Metal on metal sparked and the sound, like fingernails on a chalkboard, set my teeth on edge. It was over in seconds, but it felt like we were trapped on the shoulder next to the rail, squeezing past the other two cars for an hour. Once we were clear, I veered back onto the paved road. My chest ached and after a moment of panic during which I worried I might've been having a heart attack, I realized why: I'd stopped breathing. I gasped in a gulp of air, wheezed with the shock of it entering my lungs and then pulled over in the first parking lot we came across, a little over two miles later.

We sat there, not speaking, shivering and shaking from what had very nearly been a near-death experience.

At least three minutes passed this way, before I gulped noisily. "Are you okay?"

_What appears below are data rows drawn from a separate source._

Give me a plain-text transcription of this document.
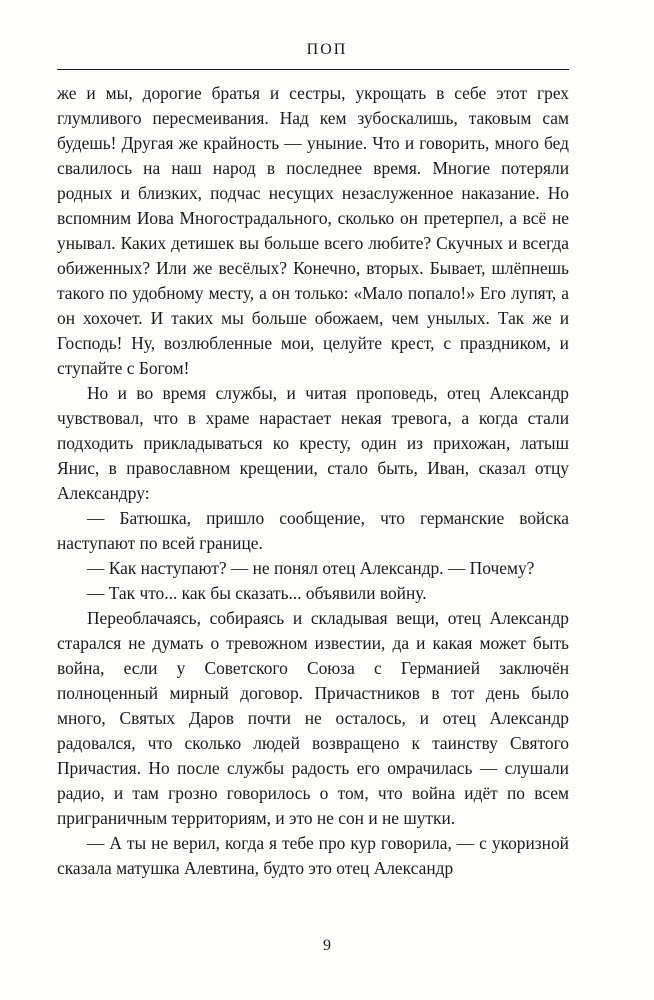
ПОП

же и мы, дорогие братья и сестры, укрощать в себе этот грех глумливого пересмеивания. Над кем зубоскалишь, таковым сам будешь! Другая же крайность — уныние. Что и говорить, много бед свалилось на наш народ в последнее время. Многие потеряли родных и близких, подчас несущих незаслуженное наказание. Но вспомним Иова Многострадального, сколько он претерпел, а всё не унывал. Каких детишек вы больше всего любите? Скучных и всегда обиженных? Или же весёлых? Конечно, вторых. Бывает, шлёпнешь такого по удобному месту, а он только: «Мало попало!» Его лупят, а он хохочет. И таких мы больше обожаем, чем унылых. Так же и Господь! Ну, возлюбленные мои, целуйте крест, с праздником, и ступайте с Богом!

Но и во время службы, и читая проповедь, отец Александр чувствовал, что в храме нарастает некая тревога, а когда стали подходить прикладываться ко кресту, один из прихожан, латыш Янис, в православном крещении, стало быть, Иван, сказал отцу Александру:

— Батюшка, пришло сообщение, что германские войска наступают по всей границе.

— Как наступают? — не понял отец Александр. — Почему?

— Так что... как бы сказать... объявили войну.

Переоблачаясь, собираясь и складывая вещи, отец Александр старался не думать о тревожном известии, да и какая может быть война, если у Советского Союза с Германией заключён полноценный мирный договор. Причастников в тот день было много, Святых Даров почти не осталось, и отец Александр радовался, что сколько людей возвращено к таинству Святого Причастия. Но после службы радость его омрачилась — слушали радио, и там грозно говорилось о том, что война идёт по всем приграничным территориям, и это не сон и не шутки.

— А ты не верил, когда я тебе про кур говорила, — с укоризной сказала матушка Алевтина, будто это отец Александр

9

"I...whew," she flopped back against the seat and I thought for a second she might have swooned right into a faint, but she just let her eyes drift shut and continued, "I think so. Are you?"

I nodded a bit more vigorously than was necessary and, noticing that my knuckles were white, unclenched my hands from around the steering wheel. "I'm fine."

Lorraine nodded and that near omnipresent silence descended again.

When Lorraine started laughing hysterically, I looked over at her, wondering if she'd just cracked under the strain.

"Well," Lorraine managed to get out between the giggles bubbling up, "I was right."


Tears started streaming down her cheeks. "He wasn't wanted by the police."